Make Your Protagonists Pay More to Achieve Their Goals - Bigger stories through better prices

I did a series on the value of identifying pivot scenes and using them to create focus for a story. One thought I shared was The gap between the price the hero expects to pay to achieve the goal and the actual price is the story.  This post will take a closer look at that premise, beginning with a few examples (many spoilers ahead):

Diehard provides a direct, simple example. John McClane wants to reconcile with his wife Holly and bring her and the children back to New York. A good, thoughtful conversation should succeed, right? John thinks he’ll find her adrift in LA.  Wrong. She’s thriving. But he makes his pitch anyway and botches it. It’s a small domestic drama at this point.  Then the super thieves show up. The simple answer? Call the cops and get some help. Or bring in the fire department. No way. The bad guys have those angles covered. And when help finally arrives it’s inept and makes John’s job more difficult. Before it's over, he has to risk his life, out thinking and ultimately wiping out a band of super thieves essentially single-handedly. It takes physical prowess, intellectual skills, and courage for him to succeed.

In Casablanca, Rick has lost his purpose and become a drunk. He also lost Ilsa, and, for a while, his goal is to settle things with her. Either by getting her back or by making her suffer. But his real goal, expressed through actions like helping a stranded couple, is to recover his purpose. To do that, he has to "stick out his neck" for others. Ultimately, this costs him his bar, his safe harbor, his position in the community, and the shell of protection he built around himself. He has to risk his life taking on the Nazis in Casablanca, and finally must sacrifice what’s most precious to him – letting go of the woman he loves.

In Apollo 13, the goal of landing on the moon is lost early in the story. But Lovell is only able to let go of that dream once the crew passes out of the moon's orbit. That's part of the price he pays for the real goal, getting home alive. The basic idea for returning home is to use the lunar excursion module as a lifeboat, travel back to earth, then returned to the command module for reentry.

But, there are obstacles along the way, including illness, carbon dioxide levels, completing thruster burns, calculating angles, and more.
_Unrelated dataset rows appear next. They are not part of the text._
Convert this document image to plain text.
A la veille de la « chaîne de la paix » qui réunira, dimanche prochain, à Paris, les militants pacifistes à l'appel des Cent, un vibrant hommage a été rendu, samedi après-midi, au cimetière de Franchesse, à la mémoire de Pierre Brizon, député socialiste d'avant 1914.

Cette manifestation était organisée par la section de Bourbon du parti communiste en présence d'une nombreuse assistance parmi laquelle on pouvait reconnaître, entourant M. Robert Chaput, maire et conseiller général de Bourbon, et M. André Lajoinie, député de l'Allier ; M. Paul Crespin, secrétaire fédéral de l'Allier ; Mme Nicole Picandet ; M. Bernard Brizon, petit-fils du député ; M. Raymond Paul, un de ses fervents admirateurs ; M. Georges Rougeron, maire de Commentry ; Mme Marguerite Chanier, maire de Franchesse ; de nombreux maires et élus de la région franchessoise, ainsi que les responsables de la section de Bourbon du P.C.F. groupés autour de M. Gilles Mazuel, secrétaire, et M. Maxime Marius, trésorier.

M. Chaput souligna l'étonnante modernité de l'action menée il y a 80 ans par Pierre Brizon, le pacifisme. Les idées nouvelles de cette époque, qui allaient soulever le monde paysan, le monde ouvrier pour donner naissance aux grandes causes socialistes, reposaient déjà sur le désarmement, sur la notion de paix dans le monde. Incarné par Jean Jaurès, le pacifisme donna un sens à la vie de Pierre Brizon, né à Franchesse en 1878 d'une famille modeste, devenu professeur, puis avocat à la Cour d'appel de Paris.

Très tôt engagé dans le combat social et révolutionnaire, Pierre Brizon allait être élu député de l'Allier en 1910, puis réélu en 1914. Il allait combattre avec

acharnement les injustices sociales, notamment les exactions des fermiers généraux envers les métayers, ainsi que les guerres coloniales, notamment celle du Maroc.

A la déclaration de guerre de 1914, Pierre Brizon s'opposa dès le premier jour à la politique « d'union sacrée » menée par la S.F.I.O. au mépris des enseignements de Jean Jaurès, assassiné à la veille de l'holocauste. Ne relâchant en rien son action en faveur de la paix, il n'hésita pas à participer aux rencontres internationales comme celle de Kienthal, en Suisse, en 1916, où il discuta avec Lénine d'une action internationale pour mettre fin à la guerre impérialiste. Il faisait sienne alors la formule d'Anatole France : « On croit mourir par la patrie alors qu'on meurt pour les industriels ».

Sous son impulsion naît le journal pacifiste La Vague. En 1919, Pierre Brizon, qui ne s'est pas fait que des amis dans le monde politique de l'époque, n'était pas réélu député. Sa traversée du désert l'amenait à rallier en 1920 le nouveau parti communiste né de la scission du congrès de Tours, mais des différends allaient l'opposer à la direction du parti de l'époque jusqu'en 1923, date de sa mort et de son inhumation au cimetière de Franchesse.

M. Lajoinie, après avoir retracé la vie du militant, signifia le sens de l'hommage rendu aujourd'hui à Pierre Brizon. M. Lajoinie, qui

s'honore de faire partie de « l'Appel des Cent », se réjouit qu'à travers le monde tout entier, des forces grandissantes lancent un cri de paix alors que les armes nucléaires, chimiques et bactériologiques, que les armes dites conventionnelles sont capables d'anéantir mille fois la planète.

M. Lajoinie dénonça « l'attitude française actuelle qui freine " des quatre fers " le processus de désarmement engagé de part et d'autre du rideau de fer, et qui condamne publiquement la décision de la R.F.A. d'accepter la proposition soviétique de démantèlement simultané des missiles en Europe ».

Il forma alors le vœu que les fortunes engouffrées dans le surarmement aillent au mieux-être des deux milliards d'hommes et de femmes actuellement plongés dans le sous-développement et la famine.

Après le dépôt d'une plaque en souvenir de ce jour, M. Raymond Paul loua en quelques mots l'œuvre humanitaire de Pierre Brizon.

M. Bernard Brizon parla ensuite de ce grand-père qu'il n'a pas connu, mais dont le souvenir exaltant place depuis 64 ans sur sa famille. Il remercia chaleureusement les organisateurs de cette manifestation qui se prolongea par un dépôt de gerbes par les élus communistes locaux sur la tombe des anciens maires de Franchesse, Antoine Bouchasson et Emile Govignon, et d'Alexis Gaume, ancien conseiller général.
Some of these are anticipated but don't have answers. Some of them emerge over time and require imagination and courage. A key moment is when Lovell defies the flight surgeon and tears off the telemetry equipment. That's an act of rebellion very different from his nature and signals his willingness to recognize and pay unexpected prices to survive.

I think The Shawshank Redemption illustrates the value of price best. When you put a sympathetic character like Andy into prison, freedom is the assumed goal. Obvious dramatic choices are proving the protagonist's innocence, parole, and escape, and Shawshank doesn’t disappoint. The story’s poignant glimmer of hope is when the true murderer is identified, but this is crushed when the key witness is murdered. Ultimately the hero must escape to gain freedom. But, along the way, prices are paid. Any is brutalized. He's forced to collaborate with his ruthless and corrupt jailers.
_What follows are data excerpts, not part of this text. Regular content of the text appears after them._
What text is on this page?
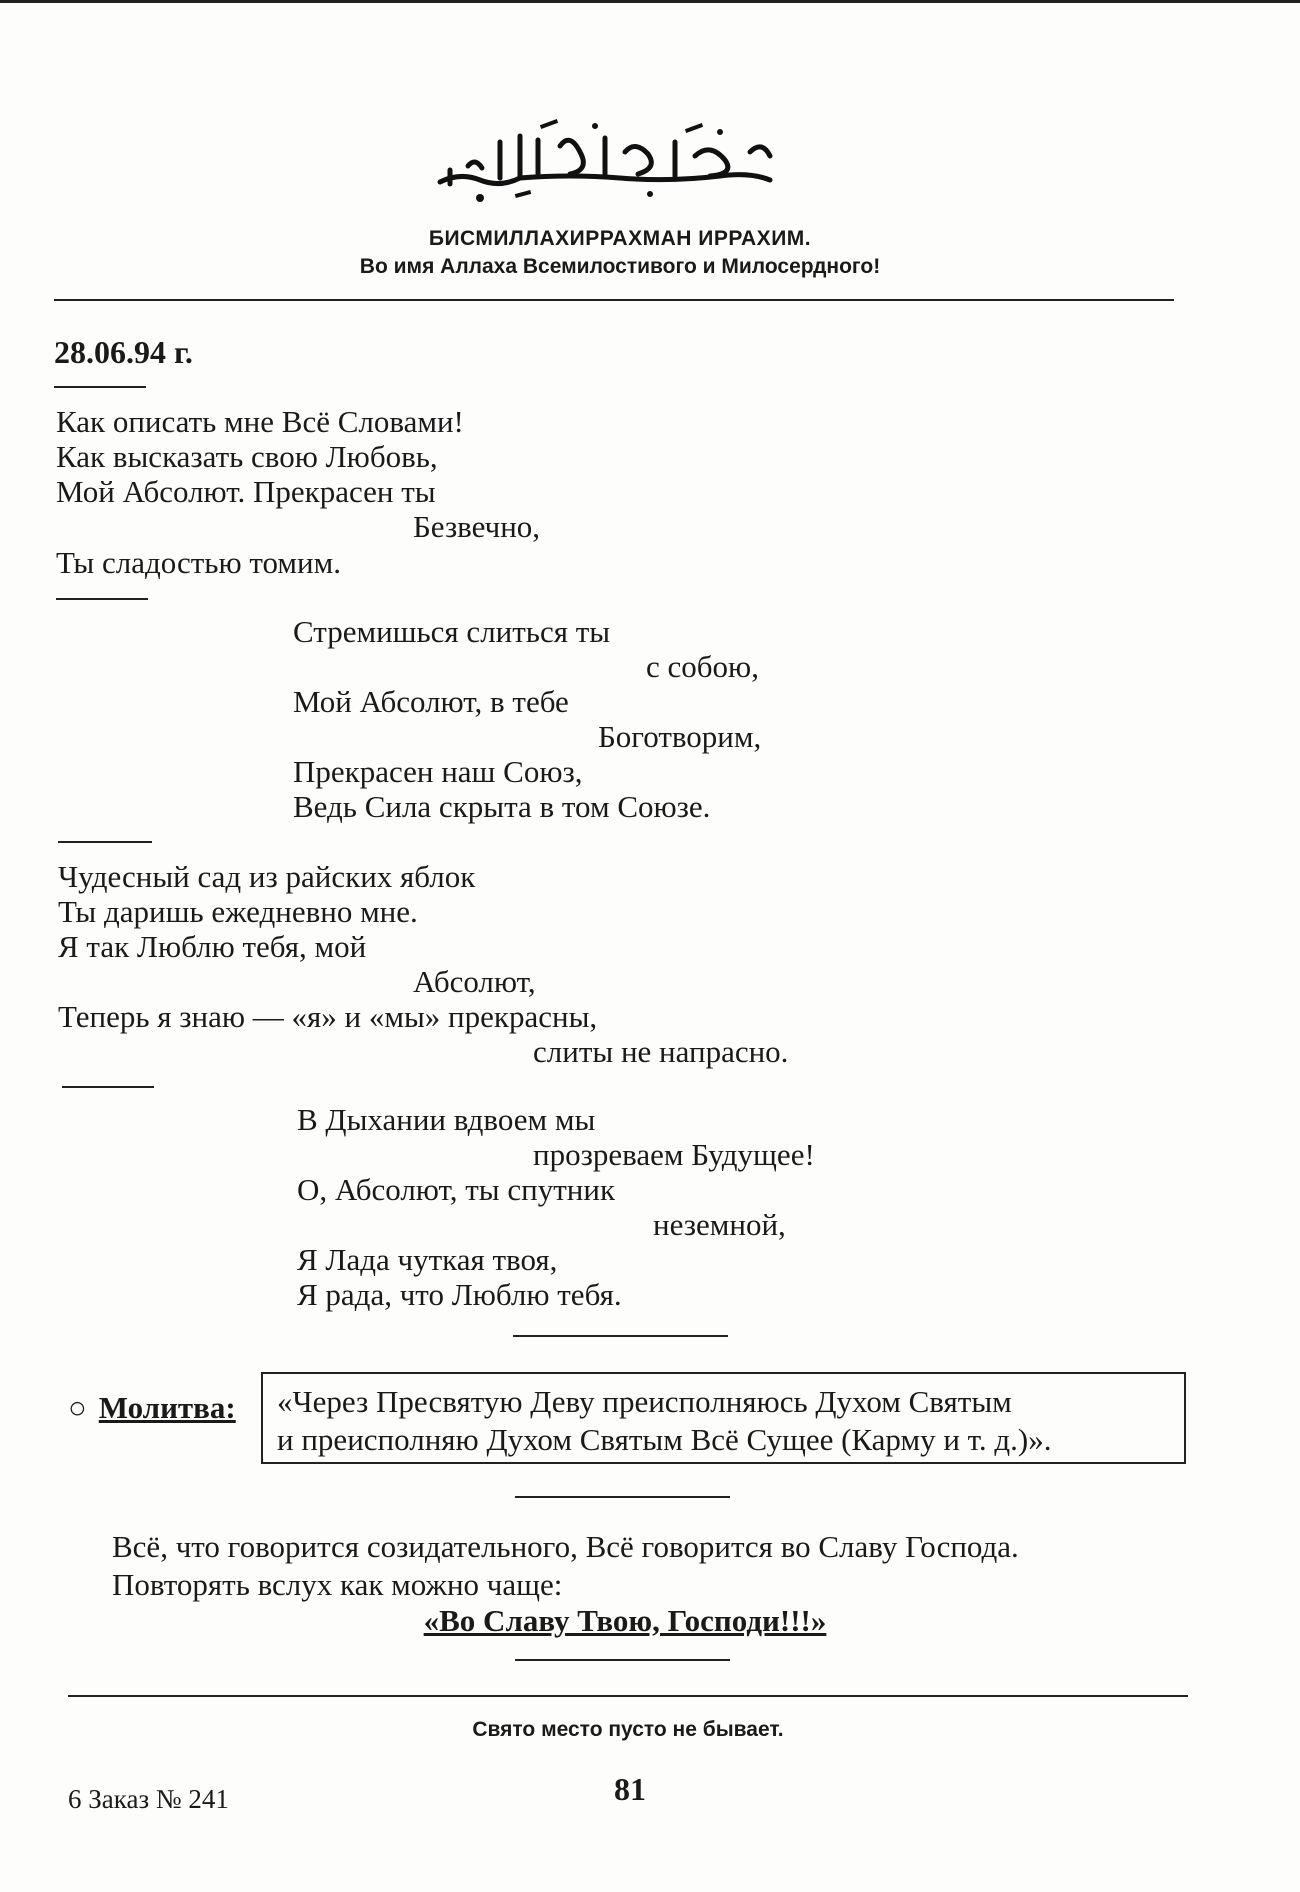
БИСМИЛЛАХИРРАХМАН ИРРАХИМ.
Во имя Аллаха Всемилостивого и Милосердного!
28.06.94 г.
Как описать мне Всё Словами!
Как высказать свою Любовь,
Мой Абсолют. Прекрасен ты
Безвечно,
Ты сладостью томим.
Стремишься слиться ты
с собою,
Мой Абсолют, в тебе
Боготворим,
Прекрасен наш Союз,
Ведь Сила скрыта в том Союзе.
Чудесный сад из райских яблок
Ты даришь ежедневно мне.
Я так Люблю тебя, мой
Абсолют,
Теперь я знаю — «я» и «мы» прекрасны,
слиты не напрасно.
В Дыхании вдвоем мы
прозреваем Будущее!
О, Абсолют, ты спутник
неземной,
Я Лада чуткая твоя,
Я рада, что Люблю тебя.
○ Молитва: «Через Пресвятую Деву преисполняюсь Духом Святым
и преисполняю Духом Святым Всё Сущее (Карму и т. д.)».
Всё, что говорится созидательного, Всё говорится во Славу Господа.
Повторять вслух как можно чаще:
«Во Славу Твою, Господи!!!»
Свято место пусто не бывает.
6 Заказ № 241	81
He also has to escape from the prison he's built himself in his mind, at one point expressing his free spirit through daring to share music he loves. He has to transform his hobby, being a rock hound, into the serious business of creating a way to escape. The story vividly explores the idea of long-term prisoners becoming institutionalized, doomed never to truly be free. And the brilliant climax presents years of planning, sacrifice, and stealth in one rush of images as it shows the story, narrated by Red, of Andy’s escape. And it dots the Is by turning the tables on the warden. The hero is paying a price in plain sight of the audience, but this is only revealed near the ending.
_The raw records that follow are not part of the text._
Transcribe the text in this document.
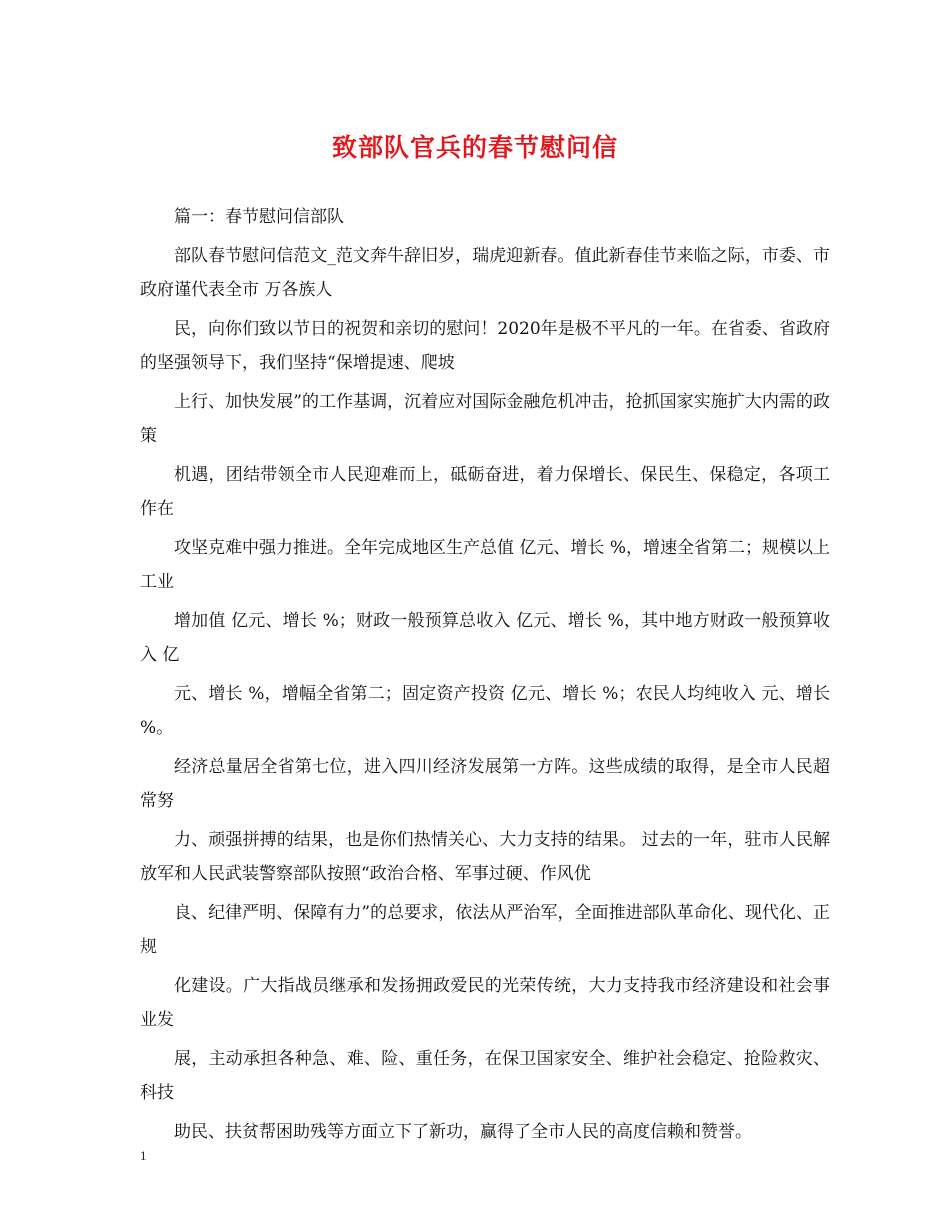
致部队官兵的春节慰问信

篇一：春节慰问信部队

部队春节慰问信范文_范文奔牛辞旧岁，瑞虎迎新春。值此新春佳节来临之际，市委、市政府谨代表全市 万各族人

民，向你们致以节日的祝贺和亲切的慰问！2020年是极不平凡的一年。在省委、省政府的坚强领导下，我们坚持“保增提速、爬坡

上行、加快发展”的工作基调，沉着应对国际金融危机冲击，抢抓国家实施扩大内需的政策

机遇，团结带领全市人民迎难而上，砥砺奋进，着力保增长、保民生、保稳定，各项工作在

攻坚克难中强力推进。全年完成地区生产总值 亿元、增长 %，增速全省第二；规模以上工业

增加值 亿元、增长 %；财政一般预算总收入 亿元、增长 %，其中地方财政一般预算收入 亿

元、增长 %，增幅全省第二；固定资产投资 亿元、增长 %；农民人均纯收入 元、增长 %。

经济总量居全省第七位，进入四川经济发展第一方阵。这些成绩的取得，是全市人民超常努

力、顽强拼搏的结果，也是你们热情关心、大力支持的结果。 过去的一年，驻市人民解放军和人民武装警察部队按照“政治合格、军事过硬、作风优

良、纪律严明、保障有力”的总要求，依法从严治军，全面推进部队革命化、现代化、正规

化建设。广大指战员继承和发扬拥政爱民的光荣传统，大力支持我市经济建设和社会事业发

展，主动承担各种急、难、险、重任务，在保卫国家安全、维护社会稳定、抢险救灾、科技

助民、扶贫帮困助残等方面立下了新功，赢得了全市人民的高度信赖和赞誉。

1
So what kind of price should you exact from your protagonist? My advice is to do three things:
  1. Make the goal bigger. Reconcile with a spouse becomes escape a life-threatening situation. Recover love becomes recover purpose and identity. Reach the moon becomes getting home. Stay safe and mentally free in prison becomes escape and save someone else. Note: The original goal (like reconciliation) may or may not survive the escalation.
  2. Pick a price worth exploring. The easiest way to do this is by clearly articulating your story’s theme. The Shawshank Redemption explores the cost of freedom at many levels through several different characters. Consequences, including punishment and suicide, are vividly presented. Tools for freedom - including courage, ingenuity, knowledge, connection, and power - are put into play.
  3. Make it personal. Primarily, this means digging into the needs and flaws of the protagonist. Price is relative to vulnerability. Price requires personal change, often at the deepest levels of identity. Secondarily, making it personal means choosing a price with which you, as the author, connect emotionally. If it's a price that horrifies you or embarrasses you or makes you profoundly uncomfortable, it's likely to make for a strong story.
In the pivot series, I provided a list of questions to help identify these critical scenes. And, with that list, you can find scenes in stories you love and use them to gain a better understanding of prices characters pay and how the simple answers fall away to reveal the real cost.

But you also can dig into prices you yourself have paid in your life that were larger and more difficult to pay than you imagined. Having these in hand will give you ideas and a sense of proportion for whatever you are asking your protagonists to take on.